Barış sürecinin olumlu bir şekilde sonuçlanması halinde Türkiye’nin Ortadoğu’nun en büyük devleti haline geleceğini de vurgulayan Can, “Bugün Kürt meselesi bir Ortadoğu meselesi olmuştur ve Türkiye artık bunu kaldıramaz hale gelmiştir.” diye konuştu. Can, sorun çözüldüğünde Türkiye’nin de büyüyeceğini söyledi. Başbakan’ın, Türkiye’nin bütünlüğünü yeniden tesis etmek için akıllı bir adım attığını da sözlerine ekledi.  

Celalettin Can ülke olarak son şansımızı yaşadığımız ifade ederek konuşmasını şu şekilde noktaladı: “Kürt-Türk, alevi-sünni herkesin kardeşçe, barış içinde yaşadığı bir ülke hayal ediyorum.”  

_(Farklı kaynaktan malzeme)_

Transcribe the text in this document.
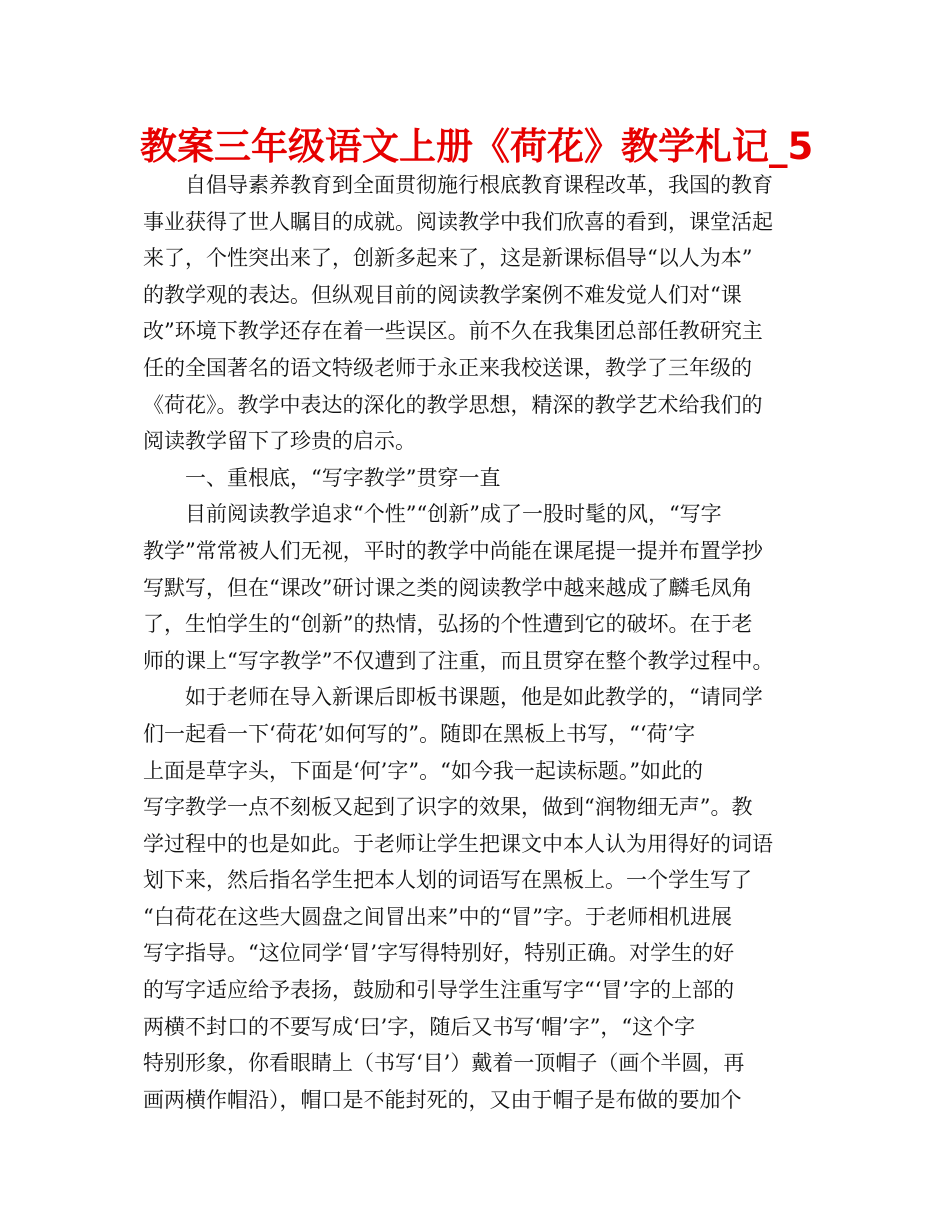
教案三年级语文上册《荷花》教学札记_5
自倡导素养教育到全面贯彻施行根底教育课程改革，我国的教育
事业获得了世人瞩目的成就。阅读教学中我们欣喜的看到，课堂活起
来了，个性突出来了，创新多起来了，这是新课标倡导“以人为本”
的教学观的表达。但纵观目前的阅读教学案例不难发觉人们对“课
改”环境下教学还存在着一些误区。前不久在我集团总部任教研究主
任的全国著名的语文特级老师于永正来我校送课，教学了三年级的
《荷花》。教学中表达的深化的教学思想，精深的教学艺术给我们的
阅读教学留下了珍贵的启示。
一、重根底，“写字教学”贯穿一直
目前阅读教学追求“个性”“创新”成了一股时髦的风，“写字
教学”常常被人们无视，平时的教学中尚能在课尾提一提并布置学抄
写默写，但在“课改”研讨课之类的阅读教学中越来越成了麟毛凤角
了，生怕学生的“创新”的热情，弘扬的个性遭到它的破坏。在于老
师的课上“写字教学”不仅遭到了注重，而且贯穿在整个教学过程中。
如于老师在导入新课后即板书课题，他是如此教学的，“请同学
们一起看一下‘荷花’如何写的”。随即在黑板上书写，“‘荷’字
上面是草字头，下面是‘何’字”。“如今我一起读标题。”如此的
写字教学一点不刻板又起到了识字的效果，做到“润物细无声”。教
学过程中的也是如此。于老师让学生把课文中本人认为用得好的词语
划下来，然后指名学生把本人划的词语写在黑板上。一个学生写了
“白荷花在这些大圆盘之间冒出来”中的“冒”字。于老师相机进展
写字指导。“这位同学‘冒’字写得特别好，特别正确。对学生的好
的写字适应给予表扬，鼓励和引导学生注重写字“‘冒’字的上部的
两横不封口的不要写成‘曰’字，随后又书写‘帽’字”，“这个字
特别形象，你看眼睛上（书写‘目’）戴着一顶帽子（画个半圆，再
画两横作帽沿），帽口是不能封死的，又由于帽子是布做的要加个
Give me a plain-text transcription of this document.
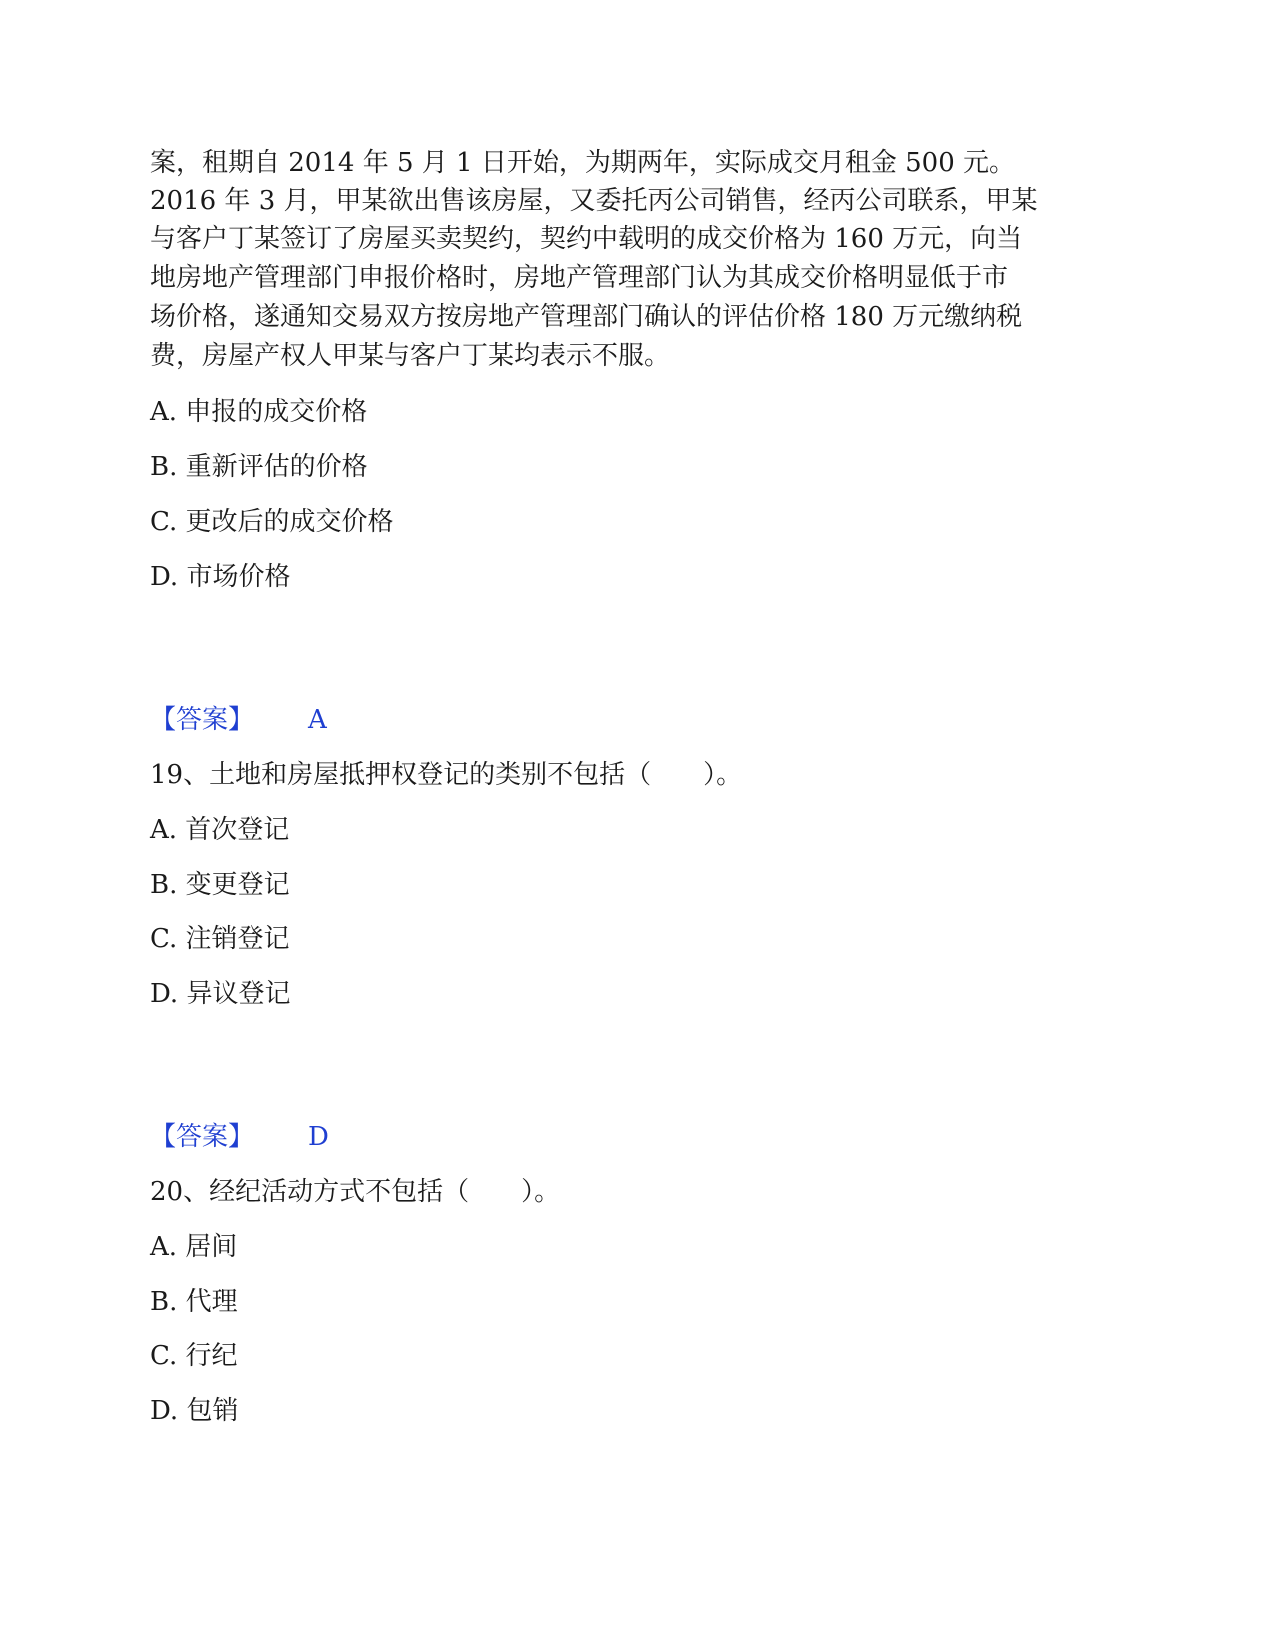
案，租期自 2014 年 5 月 1 日开始，为期两年，实际成交月租金 500 元。
2016 年 3 月，甲某欲出售该房屋，又委托丙公司销售，经丙公司联系，甲某
与客户丁某签订了房屋买卖契约，契约中载明的成交价格为 160 万元，向当
地房地产管理部门申报价格时，房地产管理部门认为其成交价格明显低于市
场价格，遂通知交易双方按房地产管理部门确认的评估价格 180 万元缴纳税
费，房屋产权人甲某与客户丁某均表示不服。
A. 申报的成交价格
B. 重新评估的价格
C. 更改后的成交价格
D. 市场价格
【答案】 A
19、土地和房屋抵押权登记的类别不包括（　　）。
A. 首次登记
B. 变更登记
C. 注销登记
D. 异议登记
【答案】 D
20、经纪活动方式不包括（　　）。
A. 居间
B. 代理
C. 行纪
D. 包销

Akil İnsanlar Heyeti toplantının sonunda KMÜ’lü akademisyenlerin sorularını yanıtlayarak görüş alışverişinde bulundu. Söz alan KMÜ Rektörü Prof. Dr. Sabri Gökmen, akan kanın durmasının herkesin temennisi olduğunu belirterek, sorunun çözümüne yönelik şu öneride bulundu: “Üç şeyi eksik etmezsek sorunlar çözülür. Bunlar eğitilmiş dil, dikkatli kulak ve imanlı bir kalptir.”  

Gökmen, ayrıca sürecin başarıya ulaşması için “Kürtler ne istiyor konusunun yanında çok objektif ve bilimsel bir biçimde Türkler bu isteklerin ne kadarına evet diyebilecek” sorusunun da cevaplanması gerektiğini vurguladı.